CRITICAL: Temperature MUST be applied AFTER all structural filters.


Usage Patterns

Deterministic Generation

Fixed seed produces identical token sequences (perfect reproducibility).

import {
  sampleWithStrategy,
  TokenHistoryTracker,
  Xoroshiro128Plus,
} from '@lloyal-labs/tsampler';

// Fixed seed for deterministic generation
const seed = 42;
const prng = new Xoroshiro128Plus(seed);
const tokenHistory = new TokenHistoryTracker(64);

// Generate tokens - same seed = same sequence
for (let i = 0; i < maxTokens; i++) {
  const logits = native.getLogits();

  const tokenId = sampleWithStrategy(new Float32Array(logits), {
    tokenHistory,
    params: {
      temperature: 0.8,
      topK: 40,
      topP: 0.95,
    },
    prng,
  });

  tokenHistory.accept(tokenId);
  native.decode([tokenId]);
}

Use cases:

  • Testing and debugging
  • Reproducible benchmarks
  • Deterministic replay of conversations
  • A/B testing with controlled randomness

Creative Generation

High temperature + nucleus sampling for diverse, creative outputs.

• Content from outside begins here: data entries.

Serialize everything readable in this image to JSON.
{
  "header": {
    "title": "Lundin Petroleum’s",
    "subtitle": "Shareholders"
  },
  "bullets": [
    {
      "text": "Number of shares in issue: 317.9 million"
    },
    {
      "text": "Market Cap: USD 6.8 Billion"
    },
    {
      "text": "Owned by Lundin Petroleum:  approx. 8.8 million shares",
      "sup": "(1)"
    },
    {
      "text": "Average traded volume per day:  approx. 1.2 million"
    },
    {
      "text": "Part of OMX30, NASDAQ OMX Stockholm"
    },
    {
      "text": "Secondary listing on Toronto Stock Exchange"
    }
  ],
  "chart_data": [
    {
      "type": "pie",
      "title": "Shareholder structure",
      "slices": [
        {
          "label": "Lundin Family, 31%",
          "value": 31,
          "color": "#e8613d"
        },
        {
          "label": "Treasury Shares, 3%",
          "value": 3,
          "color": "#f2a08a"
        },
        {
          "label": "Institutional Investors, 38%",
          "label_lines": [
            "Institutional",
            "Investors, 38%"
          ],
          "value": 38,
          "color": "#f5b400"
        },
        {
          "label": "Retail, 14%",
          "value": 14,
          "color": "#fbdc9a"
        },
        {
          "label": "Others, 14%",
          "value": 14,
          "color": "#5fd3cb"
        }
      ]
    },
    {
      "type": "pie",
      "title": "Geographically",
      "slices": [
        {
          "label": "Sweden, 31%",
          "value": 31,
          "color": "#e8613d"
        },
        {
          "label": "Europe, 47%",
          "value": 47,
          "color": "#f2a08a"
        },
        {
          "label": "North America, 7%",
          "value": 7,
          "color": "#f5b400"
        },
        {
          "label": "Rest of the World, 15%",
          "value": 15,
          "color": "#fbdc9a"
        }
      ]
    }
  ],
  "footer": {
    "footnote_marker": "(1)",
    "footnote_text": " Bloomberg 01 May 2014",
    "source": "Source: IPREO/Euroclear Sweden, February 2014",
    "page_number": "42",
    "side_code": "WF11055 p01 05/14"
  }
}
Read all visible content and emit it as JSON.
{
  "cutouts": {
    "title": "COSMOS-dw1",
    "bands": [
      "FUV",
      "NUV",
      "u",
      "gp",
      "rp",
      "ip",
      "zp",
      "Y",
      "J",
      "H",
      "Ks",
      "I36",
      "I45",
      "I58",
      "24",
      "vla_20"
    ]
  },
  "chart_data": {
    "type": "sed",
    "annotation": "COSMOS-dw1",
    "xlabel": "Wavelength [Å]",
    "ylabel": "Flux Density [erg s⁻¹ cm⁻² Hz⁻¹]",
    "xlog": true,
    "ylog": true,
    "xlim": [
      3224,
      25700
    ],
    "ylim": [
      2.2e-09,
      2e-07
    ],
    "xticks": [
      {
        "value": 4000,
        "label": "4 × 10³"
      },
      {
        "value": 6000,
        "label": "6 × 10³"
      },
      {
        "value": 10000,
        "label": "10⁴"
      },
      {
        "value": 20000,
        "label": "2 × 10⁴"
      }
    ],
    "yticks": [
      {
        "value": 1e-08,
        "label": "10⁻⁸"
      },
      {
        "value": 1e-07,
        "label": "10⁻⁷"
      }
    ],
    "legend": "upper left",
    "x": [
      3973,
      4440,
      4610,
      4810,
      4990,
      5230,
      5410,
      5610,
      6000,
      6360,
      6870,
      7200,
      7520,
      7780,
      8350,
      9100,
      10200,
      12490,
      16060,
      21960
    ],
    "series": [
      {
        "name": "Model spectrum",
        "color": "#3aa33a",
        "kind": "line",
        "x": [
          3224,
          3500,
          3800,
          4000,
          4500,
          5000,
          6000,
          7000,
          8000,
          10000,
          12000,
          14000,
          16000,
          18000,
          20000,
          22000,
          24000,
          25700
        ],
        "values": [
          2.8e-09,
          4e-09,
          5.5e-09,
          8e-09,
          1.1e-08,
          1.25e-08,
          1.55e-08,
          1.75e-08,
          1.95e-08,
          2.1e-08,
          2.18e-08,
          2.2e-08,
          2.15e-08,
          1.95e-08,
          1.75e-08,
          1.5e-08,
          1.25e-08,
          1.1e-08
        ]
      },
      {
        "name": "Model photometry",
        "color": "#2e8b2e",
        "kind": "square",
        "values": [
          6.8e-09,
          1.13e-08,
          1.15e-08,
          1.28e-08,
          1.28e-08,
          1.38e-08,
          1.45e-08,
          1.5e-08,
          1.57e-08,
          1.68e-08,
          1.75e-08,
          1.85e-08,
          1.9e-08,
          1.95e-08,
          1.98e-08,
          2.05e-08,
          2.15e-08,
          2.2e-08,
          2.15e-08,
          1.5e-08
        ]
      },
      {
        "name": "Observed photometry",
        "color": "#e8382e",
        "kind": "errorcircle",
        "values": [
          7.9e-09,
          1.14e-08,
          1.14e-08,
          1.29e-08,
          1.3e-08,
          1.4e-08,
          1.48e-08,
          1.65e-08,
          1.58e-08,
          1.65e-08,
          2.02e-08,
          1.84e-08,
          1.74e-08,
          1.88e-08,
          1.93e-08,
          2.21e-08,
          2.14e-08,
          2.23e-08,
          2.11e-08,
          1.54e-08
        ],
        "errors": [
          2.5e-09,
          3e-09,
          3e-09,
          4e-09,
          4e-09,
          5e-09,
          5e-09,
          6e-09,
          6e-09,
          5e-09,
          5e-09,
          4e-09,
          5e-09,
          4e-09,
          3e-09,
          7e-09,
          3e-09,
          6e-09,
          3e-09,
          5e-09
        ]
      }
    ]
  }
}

const tokenId = sampleWithStrategy(logits, {
  tokenHistory,
  params: {
    temperature: 1.2, // Higher randomness
    topP: 0.95, // Nucleus sampling (adaptive)
    topK: 0, // No hard limit (let topP decide)
    minP: 0.02, // Filter very unlikely tokens
    penaltyRepeat: 1.15, // Discourage repetition
  },
  prng,
});

Parameters:

  • High temperature (1.0-1.5): More randomness
  • topP (0.9-0.95): Adapts to distribution shape
  • Low topK or 0: Let nucleus sampling control diversity
  • Moderate penaltyRepeat: Avoid repetitive patterns

Use cases:

  • Creative writing
  • Brainstorming
  • Dialogue generation
  • Story continuation

Factual Generation

Low temperature + greedy for deterministic, factual outputs.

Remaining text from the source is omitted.